In With Love from the Inside, a book about a woman awaiting execution on death row for the murder of her infant son, author Angela Pisel explores the limits of family ties and the harm born from shame and lies. Putting aside a reader’s personal stance on the death penalty, the story manages to evoke empathy and regret, a feat even more impressive given some unlikeable characters and unlikely plot points.
The story kicks off with Grace’s execution date looming. She maintains her innocence while struggling to remain hopeful that her lawyer will find a way out for her in the face of a judicial system intent on swift justice. Meanwhile, her affluent (but inexplicably jobless) daughter Sophie finds little to be happy about, stewing in her shame over her mother’s actions and the lies she herself has told to her husband and others to hide the tragic events of her past. Learning a date has been set for her mother’s execution shocks Sophie into reexamining her decision to cut herself off from Grace, and her soul searching leads her on a path to confronting the truth and her mother.
With chapters alternating between first-person narration by Grace and third-person limited narration focused on Sophie, it’s clear that Pisel wants readers to sit in Grace’s skin. Through Grace, we feel what it’s like to be accused of murdering your child, to be surrounded by and afraid of imbalanced and traumatized murderers, to try to hang on to hope when all hopes are dwindling.
Grace was the wife of a preacher and her faith plays a central role in how she deals with her circumstances. Some readers may be turned off by this, but Pisel manages to portray Grace’s reliance on her faith without preaching. In fact, while Grace prays and reads her Bible, she doesn’t seem to evangelize to her cohorts; rather, she strives to show them understanding, love, and forgiveness. She’s also imperfect. During one heartbreaking moment, she stays silent to avoid violence instead of speaking the truth, with dreadful consequences.
Grace’s daughter Sophie, on the other hand, is unsympathetic and hugely imperfect, although it’s not clear that is what Pisel intended. While one can understand the shame and loss Sophie experienced after her brother’s death and her mother’s conviction, she seems to believe this means the world should revolve around her, even when those close to her—her husband Thomas, her friend Mindy—are going through very difficult circumstances themselves. Her self-pity party knows no end:
“Sophie knew things Thomas would never know…like the wrenching smell of feces and the shape it takes when rubbed on a dingy prison wall.”
Queue the violins.
“Sophie’s real life had taught her lessons you couldn’t pay to learn.”

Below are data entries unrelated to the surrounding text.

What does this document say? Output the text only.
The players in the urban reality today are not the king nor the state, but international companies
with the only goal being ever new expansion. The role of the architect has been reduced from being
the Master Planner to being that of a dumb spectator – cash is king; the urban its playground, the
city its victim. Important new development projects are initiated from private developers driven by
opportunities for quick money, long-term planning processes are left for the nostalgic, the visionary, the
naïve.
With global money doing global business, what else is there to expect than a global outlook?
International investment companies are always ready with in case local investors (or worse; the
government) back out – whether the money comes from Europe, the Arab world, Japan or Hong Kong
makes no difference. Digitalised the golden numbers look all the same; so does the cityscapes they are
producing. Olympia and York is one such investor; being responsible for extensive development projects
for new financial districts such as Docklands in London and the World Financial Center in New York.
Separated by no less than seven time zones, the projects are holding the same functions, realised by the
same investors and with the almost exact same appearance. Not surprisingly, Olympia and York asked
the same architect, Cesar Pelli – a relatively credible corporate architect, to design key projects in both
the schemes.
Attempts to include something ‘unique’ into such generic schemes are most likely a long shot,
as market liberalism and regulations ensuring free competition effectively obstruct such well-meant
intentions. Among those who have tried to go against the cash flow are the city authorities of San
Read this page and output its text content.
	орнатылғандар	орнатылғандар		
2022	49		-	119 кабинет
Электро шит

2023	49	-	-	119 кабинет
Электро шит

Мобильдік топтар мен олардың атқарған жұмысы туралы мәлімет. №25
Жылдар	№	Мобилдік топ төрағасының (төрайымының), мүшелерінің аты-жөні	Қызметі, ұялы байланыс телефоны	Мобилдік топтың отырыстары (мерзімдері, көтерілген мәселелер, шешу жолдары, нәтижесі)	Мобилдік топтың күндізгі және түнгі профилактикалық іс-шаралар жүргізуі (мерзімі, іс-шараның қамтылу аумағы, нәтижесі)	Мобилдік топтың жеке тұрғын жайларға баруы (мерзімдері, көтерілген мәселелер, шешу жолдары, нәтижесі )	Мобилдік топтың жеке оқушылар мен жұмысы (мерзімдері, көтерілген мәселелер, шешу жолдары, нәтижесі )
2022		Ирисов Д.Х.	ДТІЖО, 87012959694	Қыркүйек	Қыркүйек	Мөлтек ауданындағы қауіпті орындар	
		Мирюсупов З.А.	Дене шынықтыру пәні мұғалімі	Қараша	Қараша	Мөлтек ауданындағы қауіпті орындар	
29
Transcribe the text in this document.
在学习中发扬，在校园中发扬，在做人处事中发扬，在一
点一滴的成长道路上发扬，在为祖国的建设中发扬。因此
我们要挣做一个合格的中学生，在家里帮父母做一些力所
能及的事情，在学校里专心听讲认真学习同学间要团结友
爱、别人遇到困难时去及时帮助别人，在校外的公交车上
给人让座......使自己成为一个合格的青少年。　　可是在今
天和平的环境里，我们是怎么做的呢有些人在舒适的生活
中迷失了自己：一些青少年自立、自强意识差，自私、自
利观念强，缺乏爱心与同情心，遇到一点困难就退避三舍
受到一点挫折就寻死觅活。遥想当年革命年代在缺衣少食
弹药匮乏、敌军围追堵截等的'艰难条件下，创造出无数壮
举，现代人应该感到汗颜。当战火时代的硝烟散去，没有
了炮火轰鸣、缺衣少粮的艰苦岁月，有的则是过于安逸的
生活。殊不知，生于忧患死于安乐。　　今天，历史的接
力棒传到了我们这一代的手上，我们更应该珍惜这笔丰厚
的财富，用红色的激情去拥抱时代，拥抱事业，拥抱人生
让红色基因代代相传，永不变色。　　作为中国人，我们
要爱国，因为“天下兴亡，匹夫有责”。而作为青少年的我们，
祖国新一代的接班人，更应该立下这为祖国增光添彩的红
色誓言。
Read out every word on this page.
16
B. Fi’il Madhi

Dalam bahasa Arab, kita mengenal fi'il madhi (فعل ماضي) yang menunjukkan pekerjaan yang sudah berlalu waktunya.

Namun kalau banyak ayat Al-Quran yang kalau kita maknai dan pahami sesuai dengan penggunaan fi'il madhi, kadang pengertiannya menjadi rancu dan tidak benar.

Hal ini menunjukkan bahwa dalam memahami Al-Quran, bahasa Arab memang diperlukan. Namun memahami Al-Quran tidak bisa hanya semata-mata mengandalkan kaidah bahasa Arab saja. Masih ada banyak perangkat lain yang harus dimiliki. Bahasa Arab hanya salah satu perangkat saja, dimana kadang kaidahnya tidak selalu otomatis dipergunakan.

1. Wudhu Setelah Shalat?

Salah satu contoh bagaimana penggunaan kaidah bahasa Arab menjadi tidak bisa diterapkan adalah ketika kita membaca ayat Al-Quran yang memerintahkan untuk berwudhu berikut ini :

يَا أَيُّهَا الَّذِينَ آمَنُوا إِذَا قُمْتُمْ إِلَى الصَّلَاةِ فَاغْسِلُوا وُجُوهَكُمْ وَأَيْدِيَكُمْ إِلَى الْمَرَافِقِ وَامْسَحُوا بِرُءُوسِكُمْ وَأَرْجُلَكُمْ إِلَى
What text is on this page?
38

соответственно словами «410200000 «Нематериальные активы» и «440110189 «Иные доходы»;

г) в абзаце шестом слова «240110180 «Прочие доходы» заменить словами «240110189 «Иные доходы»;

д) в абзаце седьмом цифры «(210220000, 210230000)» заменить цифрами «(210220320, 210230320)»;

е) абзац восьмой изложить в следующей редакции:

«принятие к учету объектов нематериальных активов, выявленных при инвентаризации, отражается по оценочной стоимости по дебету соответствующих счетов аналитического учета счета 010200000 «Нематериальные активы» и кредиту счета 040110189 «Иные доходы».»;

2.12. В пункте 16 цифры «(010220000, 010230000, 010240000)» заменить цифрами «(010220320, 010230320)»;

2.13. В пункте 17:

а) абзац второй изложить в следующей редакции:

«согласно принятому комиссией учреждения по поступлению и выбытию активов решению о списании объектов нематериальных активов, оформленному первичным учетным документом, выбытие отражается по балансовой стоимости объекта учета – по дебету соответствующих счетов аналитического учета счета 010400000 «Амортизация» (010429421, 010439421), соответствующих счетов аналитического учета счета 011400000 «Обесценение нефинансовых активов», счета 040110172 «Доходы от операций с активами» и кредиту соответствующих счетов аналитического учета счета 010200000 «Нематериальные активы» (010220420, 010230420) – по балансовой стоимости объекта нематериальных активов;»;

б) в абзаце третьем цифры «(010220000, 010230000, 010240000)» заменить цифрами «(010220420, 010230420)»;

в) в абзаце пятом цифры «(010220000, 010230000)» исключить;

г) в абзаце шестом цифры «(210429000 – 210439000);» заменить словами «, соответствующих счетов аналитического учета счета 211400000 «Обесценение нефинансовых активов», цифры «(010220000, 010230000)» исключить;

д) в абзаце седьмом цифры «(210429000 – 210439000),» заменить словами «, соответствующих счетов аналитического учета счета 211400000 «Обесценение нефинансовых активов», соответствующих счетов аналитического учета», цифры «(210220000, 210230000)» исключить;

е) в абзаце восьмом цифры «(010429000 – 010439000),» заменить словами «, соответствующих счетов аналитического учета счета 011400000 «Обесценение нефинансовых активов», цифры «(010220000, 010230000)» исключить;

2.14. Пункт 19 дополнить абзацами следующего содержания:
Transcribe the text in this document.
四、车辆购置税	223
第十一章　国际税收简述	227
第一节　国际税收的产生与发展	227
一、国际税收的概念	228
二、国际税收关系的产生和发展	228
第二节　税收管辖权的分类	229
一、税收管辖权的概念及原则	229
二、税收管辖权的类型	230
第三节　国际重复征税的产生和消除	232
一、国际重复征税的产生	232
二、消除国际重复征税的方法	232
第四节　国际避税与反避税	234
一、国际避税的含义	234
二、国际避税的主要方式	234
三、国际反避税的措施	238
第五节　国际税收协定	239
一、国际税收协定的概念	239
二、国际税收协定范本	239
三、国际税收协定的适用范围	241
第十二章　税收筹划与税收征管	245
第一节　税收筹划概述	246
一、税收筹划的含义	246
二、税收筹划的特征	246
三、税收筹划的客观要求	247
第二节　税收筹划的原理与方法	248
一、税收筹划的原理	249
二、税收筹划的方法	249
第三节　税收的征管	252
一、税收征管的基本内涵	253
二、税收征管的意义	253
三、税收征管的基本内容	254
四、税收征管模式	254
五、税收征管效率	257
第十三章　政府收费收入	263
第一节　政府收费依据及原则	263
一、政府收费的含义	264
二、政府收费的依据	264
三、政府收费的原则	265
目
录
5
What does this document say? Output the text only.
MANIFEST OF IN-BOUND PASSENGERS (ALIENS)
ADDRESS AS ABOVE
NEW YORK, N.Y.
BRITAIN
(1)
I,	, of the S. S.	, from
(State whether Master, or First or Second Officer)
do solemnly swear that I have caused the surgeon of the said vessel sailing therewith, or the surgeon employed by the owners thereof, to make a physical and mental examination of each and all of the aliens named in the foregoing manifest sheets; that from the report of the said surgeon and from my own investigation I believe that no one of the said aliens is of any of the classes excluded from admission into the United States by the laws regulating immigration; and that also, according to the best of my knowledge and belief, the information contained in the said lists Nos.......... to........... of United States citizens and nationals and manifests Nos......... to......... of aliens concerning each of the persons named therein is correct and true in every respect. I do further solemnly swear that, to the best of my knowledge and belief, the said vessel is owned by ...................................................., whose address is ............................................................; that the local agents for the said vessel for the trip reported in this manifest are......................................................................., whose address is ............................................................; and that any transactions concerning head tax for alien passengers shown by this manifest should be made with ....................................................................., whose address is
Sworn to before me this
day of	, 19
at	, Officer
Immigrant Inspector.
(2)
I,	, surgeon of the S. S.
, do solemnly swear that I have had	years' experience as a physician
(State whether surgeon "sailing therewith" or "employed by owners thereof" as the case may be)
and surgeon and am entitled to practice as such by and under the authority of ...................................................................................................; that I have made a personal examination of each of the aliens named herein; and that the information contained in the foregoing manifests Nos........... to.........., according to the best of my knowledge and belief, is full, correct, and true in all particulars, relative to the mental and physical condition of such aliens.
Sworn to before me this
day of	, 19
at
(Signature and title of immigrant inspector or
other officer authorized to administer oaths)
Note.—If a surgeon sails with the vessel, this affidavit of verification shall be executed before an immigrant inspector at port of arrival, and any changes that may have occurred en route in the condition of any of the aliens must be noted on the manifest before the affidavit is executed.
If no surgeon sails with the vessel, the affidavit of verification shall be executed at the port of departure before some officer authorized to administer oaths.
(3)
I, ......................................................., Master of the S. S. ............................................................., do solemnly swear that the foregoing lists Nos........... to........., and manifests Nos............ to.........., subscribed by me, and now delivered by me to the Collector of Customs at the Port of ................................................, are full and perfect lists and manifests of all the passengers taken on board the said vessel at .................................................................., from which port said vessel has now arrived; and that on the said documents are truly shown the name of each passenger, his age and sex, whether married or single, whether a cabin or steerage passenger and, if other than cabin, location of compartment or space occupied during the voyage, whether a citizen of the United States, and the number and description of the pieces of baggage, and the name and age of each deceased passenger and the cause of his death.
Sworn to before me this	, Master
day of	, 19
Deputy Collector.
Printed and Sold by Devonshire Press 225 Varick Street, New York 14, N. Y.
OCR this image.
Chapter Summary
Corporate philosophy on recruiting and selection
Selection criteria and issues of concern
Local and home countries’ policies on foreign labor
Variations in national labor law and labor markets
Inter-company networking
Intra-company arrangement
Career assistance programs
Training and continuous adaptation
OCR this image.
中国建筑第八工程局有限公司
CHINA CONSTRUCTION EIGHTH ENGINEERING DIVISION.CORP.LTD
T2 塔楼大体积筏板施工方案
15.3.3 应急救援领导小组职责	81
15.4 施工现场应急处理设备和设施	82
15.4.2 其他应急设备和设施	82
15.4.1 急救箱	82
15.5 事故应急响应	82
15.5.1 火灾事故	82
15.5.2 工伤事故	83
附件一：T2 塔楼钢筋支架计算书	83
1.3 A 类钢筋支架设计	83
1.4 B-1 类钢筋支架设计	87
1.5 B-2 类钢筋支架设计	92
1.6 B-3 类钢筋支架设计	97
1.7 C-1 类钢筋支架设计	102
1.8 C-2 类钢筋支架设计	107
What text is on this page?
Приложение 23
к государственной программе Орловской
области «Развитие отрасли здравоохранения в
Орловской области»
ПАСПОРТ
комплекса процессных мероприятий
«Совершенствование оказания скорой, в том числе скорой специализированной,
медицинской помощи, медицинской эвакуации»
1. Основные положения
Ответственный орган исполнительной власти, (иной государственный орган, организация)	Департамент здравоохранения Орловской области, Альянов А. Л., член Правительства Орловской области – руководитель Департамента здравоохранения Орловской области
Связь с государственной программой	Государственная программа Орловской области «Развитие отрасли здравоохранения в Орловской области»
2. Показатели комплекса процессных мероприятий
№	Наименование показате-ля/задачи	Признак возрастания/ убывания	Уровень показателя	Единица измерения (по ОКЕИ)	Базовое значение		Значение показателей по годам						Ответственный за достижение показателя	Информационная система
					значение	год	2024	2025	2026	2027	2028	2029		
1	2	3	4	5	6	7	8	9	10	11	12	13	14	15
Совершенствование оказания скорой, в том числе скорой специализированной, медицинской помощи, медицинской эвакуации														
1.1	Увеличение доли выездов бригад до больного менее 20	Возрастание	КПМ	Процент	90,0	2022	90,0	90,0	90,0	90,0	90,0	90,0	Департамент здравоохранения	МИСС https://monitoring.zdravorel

She also behaves in ways that don’t make any sense, like suspecting her husband might be cheating on her but not confronting him when given the perfect opportunity, or leaving town with only a vague note to Thomas that she needed to work some things out. There are other plot points in the book that stretched into That Makes No Sense Territory; for example, when her husband dies years after she is convicted, Grace uses his life insurance money to keep their house up (utilities, etc.), even though no one lives there—or plans to—for years.
These head-scratchers are balanced with pleasant surprises. In Thomas, Pisel tosses aside the husband/boyfriend trope of a selfish jerk who holds the female protagonist back. And Pisel does an excellent job of keeping readers in suspense regarding Grace’s chances of exoneration.
Readers able to put aside their disbelief and wade through Sophie’s bad behavior will find With Love from the Inside to be an entertaining and thought-provoking debut teeming with discussion topics for their next book club.